2-2) Essaye de miner la confiance des Romains à
l’égard de Massinissa
-
Massinissa
présenté certes d’abord comme « omnium hominum inimicissimi sibi » ;
-
Mais
ensuite, Syphax insiste sur les ressemblances qui existent entre M. et
lui : ils sont Numides tous les deux, et donc il est naturel qu’il ait les
mêmes défauts que Syphax ; noter l’abondance des comparatifs « neque
prudentiorem neque constantiorem Masinissam quam Syphacem » « incautiorem »
-
Plus
naturel encore qu’il se comporte de façon « stultius atque
intemperantius », puisqu’il est plus jeune (juventa) ;
-
Mais
il le fait dans la gestion d’un mariage (se duxisse) qui ne peut être
approuvé de Rome.
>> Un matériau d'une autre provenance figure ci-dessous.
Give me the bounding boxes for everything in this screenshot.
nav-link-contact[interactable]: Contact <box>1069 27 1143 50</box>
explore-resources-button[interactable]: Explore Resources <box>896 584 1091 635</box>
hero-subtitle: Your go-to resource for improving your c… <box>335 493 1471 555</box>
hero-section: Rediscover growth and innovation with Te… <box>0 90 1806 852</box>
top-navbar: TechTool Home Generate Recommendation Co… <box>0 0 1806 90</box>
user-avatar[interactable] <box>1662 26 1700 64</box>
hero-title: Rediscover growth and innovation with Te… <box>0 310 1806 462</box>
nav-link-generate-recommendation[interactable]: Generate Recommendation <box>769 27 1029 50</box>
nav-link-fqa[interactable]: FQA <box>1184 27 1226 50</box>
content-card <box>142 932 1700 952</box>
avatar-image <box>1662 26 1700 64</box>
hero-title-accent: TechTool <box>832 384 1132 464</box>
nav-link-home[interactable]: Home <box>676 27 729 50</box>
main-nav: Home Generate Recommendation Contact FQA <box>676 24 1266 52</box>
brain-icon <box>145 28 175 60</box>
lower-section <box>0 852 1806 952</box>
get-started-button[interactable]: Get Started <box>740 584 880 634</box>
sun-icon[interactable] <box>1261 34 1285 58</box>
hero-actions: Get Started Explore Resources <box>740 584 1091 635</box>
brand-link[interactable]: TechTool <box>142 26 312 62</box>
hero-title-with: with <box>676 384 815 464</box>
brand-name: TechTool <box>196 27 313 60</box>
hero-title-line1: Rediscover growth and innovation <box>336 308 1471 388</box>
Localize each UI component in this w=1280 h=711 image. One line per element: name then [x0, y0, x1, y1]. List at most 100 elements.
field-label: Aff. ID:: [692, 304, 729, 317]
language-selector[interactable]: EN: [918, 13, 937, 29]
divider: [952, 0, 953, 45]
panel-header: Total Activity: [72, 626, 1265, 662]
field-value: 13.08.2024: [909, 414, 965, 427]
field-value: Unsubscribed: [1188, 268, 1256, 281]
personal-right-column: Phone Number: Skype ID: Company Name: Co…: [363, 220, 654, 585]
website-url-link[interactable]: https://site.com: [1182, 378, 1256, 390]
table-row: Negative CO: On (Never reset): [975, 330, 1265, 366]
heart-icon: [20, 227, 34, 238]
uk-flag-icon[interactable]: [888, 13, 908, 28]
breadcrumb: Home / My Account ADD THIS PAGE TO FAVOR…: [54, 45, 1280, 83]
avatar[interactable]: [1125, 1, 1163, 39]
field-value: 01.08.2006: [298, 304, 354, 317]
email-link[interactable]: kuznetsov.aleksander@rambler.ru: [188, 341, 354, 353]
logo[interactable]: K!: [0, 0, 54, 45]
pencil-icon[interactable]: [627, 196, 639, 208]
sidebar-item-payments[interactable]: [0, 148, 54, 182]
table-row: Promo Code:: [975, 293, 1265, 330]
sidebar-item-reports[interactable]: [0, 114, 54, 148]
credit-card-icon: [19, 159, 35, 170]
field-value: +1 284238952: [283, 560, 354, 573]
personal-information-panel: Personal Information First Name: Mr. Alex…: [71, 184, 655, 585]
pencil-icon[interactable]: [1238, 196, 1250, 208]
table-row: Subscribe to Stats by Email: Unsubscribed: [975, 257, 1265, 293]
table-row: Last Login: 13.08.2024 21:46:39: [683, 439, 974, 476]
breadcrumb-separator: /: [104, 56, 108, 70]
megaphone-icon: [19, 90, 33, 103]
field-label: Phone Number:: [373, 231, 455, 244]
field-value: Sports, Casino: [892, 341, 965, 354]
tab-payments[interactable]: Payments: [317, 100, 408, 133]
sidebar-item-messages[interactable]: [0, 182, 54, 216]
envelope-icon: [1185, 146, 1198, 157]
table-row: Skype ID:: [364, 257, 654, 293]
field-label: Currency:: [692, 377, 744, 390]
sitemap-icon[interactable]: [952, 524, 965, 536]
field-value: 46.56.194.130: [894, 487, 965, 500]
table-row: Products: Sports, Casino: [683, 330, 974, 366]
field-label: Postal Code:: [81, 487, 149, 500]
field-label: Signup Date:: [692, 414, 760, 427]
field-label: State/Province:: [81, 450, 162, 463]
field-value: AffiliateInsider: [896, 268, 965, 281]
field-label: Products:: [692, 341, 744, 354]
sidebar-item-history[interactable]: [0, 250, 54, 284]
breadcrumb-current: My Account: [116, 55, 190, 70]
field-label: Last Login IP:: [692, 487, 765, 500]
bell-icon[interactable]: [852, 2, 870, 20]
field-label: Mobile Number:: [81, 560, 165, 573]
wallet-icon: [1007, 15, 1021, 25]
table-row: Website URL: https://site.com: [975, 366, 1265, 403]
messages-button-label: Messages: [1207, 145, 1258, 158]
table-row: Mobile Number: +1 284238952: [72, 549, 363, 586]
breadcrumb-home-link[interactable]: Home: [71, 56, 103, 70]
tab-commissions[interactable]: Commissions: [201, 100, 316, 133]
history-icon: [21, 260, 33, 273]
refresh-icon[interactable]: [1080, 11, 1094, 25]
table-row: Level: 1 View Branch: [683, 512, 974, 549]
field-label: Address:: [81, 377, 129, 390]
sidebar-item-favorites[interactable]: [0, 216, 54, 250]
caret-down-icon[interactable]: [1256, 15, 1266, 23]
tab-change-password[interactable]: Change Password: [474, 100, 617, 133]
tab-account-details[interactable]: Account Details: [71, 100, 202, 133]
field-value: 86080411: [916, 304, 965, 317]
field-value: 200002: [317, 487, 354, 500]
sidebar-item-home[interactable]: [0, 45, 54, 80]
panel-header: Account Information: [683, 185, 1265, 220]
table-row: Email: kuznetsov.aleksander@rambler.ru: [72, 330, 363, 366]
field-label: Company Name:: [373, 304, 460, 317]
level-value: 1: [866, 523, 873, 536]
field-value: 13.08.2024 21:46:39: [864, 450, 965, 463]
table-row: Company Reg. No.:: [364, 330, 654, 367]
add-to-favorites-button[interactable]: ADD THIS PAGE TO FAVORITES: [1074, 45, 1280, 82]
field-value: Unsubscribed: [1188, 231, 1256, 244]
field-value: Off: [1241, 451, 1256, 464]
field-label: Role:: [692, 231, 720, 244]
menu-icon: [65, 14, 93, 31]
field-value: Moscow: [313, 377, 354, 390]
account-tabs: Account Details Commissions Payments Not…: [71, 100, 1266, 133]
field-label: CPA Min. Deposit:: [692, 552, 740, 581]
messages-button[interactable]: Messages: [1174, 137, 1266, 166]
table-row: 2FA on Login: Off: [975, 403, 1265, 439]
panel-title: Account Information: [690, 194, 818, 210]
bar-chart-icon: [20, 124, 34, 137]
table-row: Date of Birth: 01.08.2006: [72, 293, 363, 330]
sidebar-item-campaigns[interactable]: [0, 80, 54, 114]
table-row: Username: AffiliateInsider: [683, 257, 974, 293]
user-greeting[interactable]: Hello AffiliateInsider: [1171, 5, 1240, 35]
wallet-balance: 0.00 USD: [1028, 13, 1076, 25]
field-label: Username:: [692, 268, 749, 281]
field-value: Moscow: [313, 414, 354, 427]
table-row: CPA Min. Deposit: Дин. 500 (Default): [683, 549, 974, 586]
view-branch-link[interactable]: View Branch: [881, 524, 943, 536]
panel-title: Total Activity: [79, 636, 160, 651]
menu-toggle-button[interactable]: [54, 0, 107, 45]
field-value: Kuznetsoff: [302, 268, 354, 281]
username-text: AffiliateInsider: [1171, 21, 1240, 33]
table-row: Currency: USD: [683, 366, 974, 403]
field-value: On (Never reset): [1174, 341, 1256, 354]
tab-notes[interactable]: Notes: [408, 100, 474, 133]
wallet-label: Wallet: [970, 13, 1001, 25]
Noter l’expression par laquelle Sy désigne So entrant chez
Massinissa : « sibi domum.... eamdem pestem ac furiam » (mêmes
mots mais ordre inverse dans la phrase précédente « illam furiam pestemque...animum
suum » qui concernait Sy).
Pourquoi dans ce cas les
Romains ne pourraient-ils pas envisager une défection de la part de
Massinissa ?
Qu’est-ce que Syphax a à
gagner à ce travestissement de la réalité ? peu de choses en fait ;
il est prisonnier des Romains, et même si Scipion est ému de son sort, il y a
fort peu de chances pour qu’il ne le maintienne pas prisonnier.
Alors ? Vengeance
d’un mari jaloux ? Volonté d’entraîner dans sa chute sa femme et le
nouveau mari de celle-ci ?
Peut-être aussi souci de
Tite-Live de concentrer la responsabilité de la rupture de Syphax avec Rome sur
Sophonisbe et Syphax.
Et nécessité de présenter
Sophonisbe comme dangereuse, afin de justifier la solution que trouvera
Massinissa à cette situation périlleuse pour lui mais plus encore pour Rome. C’est
d’ailleurs ce qui frappe l’esprit raisonnable de Scipion : le danger
représenté par la passion amoureuse de Massinissa, et qui explique que la
première mesure qu’il prend après avoir écouté Syphax, c’est de faire la morale
à M. et de l’inciter à mettre fin à ses désordres.